Demand deposits, which largely constitute cost-free liquidity, were approximately 13.2 billion dinars. The largest segment of deposits was in term deposits for one month (around 19.3 billion dinars). This figure shows a decline from its peak in December 2023 when it stood at about 21.2 billion dinars. There was an increase in deposits from one month to three months, rising from 10.3 billion dinars to 11.4 billion dinars, an increase of approximately 1 billion dinars.

On the other hand, deposits for more than three months to six months decreased from 6.8 billion dinars to 5.19 billion dinars by the end of the first quarter of 2024. A significant rise was noted in deposits for longer periods, specifically from more than six months to nine months, increasing from 2.4 billion dinars in December to 3.3 billion dinars by March 2024, marking a substantial 37.5% increase. This reflects a trend towards longer-term deposits that typically offer favorable returns. Deposits for periods exceeding nine months to a year saw slight growth, from 3.2 billion dinars to 3.4 billion dinars. Meanwhile, deposits for periods of more than one year to three years grew by 10%, from 3.2 billion dinars to 3.61 billion dinars.
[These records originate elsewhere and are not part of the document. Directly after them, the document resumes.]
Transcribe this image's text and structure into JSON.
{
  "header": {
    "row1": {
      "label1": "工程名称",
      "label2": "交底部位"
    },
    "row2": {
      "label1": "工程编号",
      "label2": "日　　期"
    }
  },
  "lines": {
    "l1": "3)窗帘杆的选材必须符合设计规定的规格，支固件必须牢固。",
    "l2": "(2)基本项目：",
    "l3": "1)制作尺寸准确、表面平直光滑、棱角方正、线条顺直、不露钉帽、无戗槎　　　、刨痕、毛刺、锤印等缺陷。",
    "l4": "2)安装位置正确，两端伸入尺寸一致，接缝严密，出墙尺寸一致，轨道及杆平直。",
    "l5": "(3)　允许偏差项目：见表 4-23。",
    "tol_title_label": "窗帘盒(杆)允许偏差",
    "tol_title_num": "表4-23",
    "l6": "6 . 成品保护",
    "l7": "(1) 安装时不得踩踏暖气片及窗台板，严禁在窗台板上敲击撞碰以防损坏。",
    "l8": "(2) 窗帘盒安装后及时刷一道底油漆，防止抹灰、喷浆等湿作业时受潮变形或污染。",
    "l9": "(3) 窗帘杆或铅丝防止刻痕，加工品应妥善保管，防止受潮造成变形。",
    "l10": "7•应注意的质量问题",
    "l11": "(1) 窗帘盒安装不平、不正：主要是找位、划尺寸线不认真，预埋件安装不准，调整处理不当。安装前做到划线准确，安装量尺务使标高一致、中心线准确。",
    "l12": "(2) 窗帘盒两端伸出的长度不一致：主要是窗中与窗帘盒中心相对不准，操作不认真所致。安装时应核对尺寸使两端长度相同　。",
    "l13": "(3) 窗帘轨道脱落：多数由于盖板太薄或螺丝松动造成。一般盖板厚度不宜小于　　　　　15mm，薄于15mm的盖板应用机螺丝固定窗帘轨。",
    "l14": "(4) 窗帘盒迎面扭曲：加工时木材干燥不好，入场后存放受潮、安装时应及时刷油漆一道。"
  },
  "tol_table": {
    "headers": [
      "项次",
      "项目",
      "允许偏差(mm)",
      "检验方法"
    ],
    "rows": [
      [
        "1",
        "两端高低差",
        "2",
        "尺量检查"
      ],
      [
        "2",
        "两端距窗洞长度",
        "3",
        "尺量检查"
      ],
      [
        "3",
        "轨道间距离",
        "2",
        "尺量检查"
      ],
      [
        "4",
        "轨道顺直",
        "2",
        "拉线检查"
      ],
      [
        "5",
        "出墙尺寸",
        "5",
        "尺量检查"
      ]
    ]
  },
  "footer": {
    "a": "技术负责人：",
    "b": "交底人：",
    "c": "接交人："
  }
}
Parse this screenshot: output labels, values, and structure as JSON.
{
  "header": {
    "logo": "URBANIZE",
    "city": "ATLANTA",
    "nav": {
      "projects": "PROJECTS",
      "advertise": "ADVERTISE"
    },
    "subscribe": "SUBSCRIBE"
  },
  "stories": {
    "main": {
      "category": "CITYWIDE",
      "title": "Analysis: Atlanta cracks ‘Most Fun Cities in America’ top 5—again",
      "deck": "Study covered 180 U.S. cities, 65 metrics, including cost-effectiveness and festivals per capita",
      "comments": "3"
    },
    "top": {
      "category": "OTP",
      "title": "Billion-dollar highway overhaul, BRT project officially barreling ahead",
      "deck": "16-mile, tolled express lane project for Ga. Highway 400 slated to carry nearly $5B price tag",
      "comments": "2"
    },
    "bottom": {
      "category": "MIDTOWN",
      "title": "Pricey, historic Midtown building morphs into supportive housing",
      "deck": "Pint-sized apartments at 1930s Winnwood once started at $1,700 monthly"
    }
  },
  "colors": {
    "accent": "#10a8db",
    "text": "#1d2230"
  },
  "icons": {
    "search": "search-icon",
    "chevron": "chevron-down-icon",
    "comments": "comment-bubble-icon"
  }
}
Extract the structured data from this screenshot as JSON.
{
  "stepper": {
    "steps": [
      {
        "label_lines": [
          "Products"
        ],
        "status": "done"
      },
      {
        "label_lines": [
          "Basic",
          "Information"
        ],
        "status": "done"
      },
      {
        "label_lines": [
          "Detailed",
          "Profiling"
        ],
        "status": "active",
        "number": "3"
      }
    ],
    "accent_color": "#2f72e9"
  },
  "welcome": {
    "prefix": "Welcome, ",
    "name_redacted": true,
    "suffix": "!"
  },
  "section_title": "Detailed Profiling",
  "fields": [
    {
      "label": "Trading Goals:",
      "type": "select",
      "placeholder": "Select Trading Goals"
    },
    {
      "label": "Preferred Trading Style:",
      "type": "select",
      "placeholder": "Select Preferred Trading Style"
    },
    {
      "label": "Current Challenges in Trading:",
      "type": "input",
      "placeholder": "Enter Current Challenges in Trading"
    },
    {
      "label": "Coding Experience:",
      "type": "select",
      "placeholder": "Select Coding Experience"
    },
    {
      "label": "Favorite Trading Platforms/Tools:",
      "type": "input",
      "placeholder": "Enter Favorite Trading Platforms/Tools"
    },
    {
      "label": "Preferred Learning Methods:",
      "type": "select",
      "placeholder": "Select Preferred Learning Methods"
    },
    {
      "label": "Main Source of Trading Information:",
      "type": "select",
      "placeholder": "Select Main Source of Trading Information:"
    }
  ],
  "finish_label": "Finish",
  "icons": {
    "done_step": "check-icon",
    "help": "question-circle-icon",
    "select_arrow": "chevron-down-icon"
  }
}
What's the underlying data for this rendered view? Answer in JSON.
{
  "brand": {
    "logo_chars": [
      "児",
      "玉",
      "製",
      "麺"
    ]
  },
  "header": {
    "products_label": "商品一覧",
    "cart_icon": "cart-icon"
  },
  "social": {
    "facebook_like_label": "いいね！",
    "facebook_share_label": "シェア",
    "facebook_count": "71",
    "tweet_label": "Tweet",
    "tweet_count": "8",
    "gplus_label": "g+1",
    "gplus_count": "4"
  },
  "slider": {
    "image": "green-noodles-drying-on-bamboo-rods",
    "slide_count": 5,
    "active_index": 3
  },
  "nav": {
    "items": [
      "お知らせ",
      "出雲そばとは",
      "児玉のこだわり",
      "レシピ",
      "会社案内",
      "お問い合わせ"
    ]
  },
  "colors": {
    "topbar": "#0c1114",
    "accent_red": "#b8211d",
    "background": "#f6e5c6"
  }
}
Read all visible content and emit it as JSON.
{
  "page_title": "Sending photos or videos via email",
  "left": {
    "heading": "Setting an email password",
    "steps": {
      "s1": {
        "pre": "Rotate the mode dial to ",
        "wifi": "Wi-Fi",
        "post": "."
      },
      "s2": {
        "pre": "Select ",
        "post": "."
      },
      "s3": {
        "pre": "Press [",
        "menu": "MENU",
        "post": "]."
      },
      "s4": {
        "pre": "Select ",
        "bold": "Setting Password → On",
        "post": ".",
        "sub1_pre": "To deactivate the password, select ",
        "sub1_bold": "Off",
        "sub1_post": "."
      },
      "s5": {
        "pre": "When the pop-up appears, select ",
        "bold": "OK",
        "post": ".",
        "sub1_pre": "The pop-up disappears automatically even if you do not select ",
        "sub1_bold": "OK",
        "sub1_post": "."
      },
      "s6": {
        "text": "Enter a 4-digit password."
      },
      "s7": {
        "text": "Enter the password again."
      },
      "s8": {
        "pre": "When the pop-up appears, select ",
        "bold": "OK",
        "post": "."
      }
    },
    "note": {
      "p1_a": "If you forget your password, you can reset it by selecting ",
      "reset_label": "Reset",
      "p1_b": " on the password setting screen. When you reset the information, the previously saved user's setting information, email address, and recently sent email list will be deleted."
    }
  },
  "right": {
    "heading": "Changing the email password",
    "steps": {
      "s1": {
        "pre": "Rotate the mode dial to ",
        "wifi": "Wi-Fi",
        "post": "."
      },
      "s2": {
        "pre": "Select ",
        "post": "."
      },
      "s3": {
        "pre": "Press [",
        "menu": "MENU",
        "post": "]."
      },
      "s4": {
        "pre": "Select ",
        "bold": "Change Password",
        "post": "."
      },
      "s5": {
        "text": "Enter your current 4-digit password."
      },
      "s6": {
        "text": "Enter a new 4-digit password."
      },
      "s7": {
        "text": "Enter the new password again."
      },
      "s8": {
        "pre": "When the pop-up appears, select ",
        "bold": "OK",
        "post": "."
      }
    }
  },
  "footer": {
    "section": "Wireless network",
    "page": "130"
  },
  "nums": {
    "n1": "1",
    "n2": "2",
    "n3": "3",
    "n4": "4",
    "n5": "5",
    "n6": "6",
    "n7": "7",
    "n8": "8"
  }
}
The slowest growth was seen in deposits for periods exceeding three years, increasing by only 3% from 4.17 billion dinars to 4.3 billion dinars. Overall, Kuwait’s banking sector appears to be in a strong financial position with ample liquidity and a well-balanced distribution of deposits across various time periods. This allows banks to comfortably meet both local and foreign companies’ financing needs. The stability and sufficiency of deposits have contributed to a decline in the interbank market, which decreased by 18.4% from December 2023 to April 2024, refl ecting a healthy sectorwide stability and surplus liquidity.